Am heutigen Sonntag trat die zweite Damenmannschaft des ESV Herne auf eigenem Platz gegen Eintracht Ickern an. Das Endergebnis des 4:2 Heimsiegs veweist auf eine Überlegenheit der Gastgeberinnen, spiegelt diese in ihrer Deutlichkeit allerdings kaum wieder.
Ausgerechnet ein Eigentor der Ickerner Spielerin mit der Nummer 12 brachte die ESV Damen in der 13. Minute in Führung. Die Hernerinnen wussten die kurzfristige Verwirrung ihrer Gegnerinnen zu nutzen, sodass Ramona Werner in der 17. Minute auf 2:0 erhöhen konnte.

Obwohl das Herner Team gut zusammen spielte und die Gäste konsequent unter Druck setzte mangelte es vereinzelt an effektivem Zweikampfverhalten und klarer Kommunikation untereinander. So konnte eine schnelle Ickerner Stürmerin in der 21. Minute von der Mittellinie über die rechte Angriffsseite im Alleingang mit dem Ball die komplette Herner Abwehr austanzen und den Anschlusstreffer zum 2:1 schießen.
Die ESV Damen ließen sich davon jedoch kaum beeindrucken.
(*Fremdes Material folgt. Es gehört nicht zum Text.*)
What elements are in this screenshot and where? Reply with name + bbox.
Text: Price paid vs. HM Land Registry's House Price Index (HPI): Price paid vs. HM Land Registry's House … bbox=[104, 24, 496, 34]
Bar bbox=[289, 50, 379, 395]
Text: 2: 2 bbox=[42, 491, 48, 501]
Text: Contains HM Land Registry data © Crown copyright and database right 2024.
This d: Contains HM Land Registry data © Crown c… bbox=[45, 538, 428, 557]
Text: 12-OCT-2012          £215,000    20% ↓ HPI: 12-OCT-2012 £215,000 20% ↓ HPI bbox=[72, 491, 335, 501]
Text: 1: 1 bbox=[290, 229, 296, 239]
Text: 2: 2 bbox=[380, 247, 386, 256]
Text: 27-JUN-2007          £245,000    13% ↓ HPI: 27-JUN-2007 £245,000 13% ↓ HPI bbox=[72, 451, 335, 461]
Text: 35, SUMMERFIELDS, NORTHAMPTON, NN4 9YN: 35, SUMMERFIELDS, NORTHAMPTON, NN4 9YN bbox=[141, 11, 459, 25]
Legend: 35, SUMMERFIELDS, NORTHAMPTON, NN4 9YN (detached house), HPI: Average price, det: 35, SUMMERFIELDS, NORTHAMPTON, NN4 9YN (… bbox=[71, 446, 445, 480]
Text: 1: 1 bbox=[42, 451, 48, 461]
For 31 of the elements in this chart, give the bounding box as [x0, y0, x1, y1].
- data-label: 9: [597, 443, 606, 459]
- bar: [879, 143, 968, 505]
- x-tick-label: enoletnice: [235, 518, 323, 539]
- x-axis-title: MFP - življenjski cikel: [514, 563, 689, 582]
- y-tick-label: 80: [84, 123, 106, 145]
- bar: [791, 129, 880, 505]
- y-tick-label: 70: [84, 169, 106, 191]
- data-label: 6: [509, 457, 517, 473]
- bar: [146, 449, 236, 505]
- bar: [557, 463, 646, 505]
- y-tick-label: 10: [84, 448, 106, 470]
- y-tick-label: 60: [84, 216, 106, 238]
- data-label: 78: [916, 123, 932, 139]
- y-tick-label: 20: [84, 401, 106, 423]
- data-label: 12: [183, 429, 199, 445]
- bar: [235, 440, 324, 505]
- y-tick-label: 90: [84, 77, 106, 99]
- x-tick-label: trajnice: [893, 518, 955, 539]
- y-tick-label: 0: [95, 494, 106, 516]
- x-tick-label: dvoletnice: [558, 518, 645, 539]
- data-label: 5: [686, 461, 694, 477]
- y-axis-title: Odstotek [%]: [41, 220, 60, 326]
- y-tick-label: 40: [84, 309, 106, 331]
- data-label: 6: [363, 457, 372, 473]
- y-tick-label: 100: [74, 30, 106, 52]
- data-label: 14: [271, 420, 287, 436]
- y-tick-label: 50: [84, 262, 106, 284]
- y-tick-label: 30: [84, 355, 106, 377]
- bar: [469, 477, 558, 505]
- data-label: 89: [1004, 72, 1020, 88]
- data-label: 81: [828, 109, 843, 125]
Zehn Minuten vor dem Halbzeitpfiff war es noch einmal Ramona Werner, die den Ball im gegnerischen Tor unterbringen konnte.
Mit der 3:1 Führung ging es schließlich in die Pause. Die Kabinenansprache verlief ruhig. Der Trainer war grundsätzlich mit der gezeigten Leistung zufrieden. Zudem wusste man, was gut und was weniger gut gelaufen war. Die Vorgabe für die zweiten 45 Minuten war demnach klar: den Gegner weiterhin dominieren,, konsequenter in die Zweikämpfe gehen und falls möglich noch das ein oder andere Tor schießen.
Die ersten beiden Punkte wurden definitiv vom Team erfüllt, beim dritten mussten sich Mannschaft, Trainer und Zuschauer mit nur einem weiteren Tor für Herne zufrieden geben. Yenigül Yalta konnte eben dieses in der 55. Spielminute erzielen. Gemessen jedoch an den Torchancen, die alleine diese Spielerin vergeben hat, hätte der Sieg eigentlich weitaus höher ausfallen müssen. (Das haben sogar die gegnerischen Spielerinnen eingeräumt)

Der Druck, den der ESV nach vorne hin aufbaute wurde immer größer, nur leider fehlte die Effektivität. Eine kleine Unachtsamkeit auf Herner Seite erlaubte den Gästen den Treffer zum 4:2 in der 77. Minute.
Bei diesem Ergebnis sollte es bis zum Schlusspfiff auch bleiben, auch wenn sich das Spielgeschehen in der letzten Viertelstunde nur noch in der gegnerischen Hälfte konzentrierte. Das Herner Damenteam vergab Torchance um Torchance und war am Ende mit dem Siegergebnis und den gesicherten drei Punkten trotzdem hochzufrieden.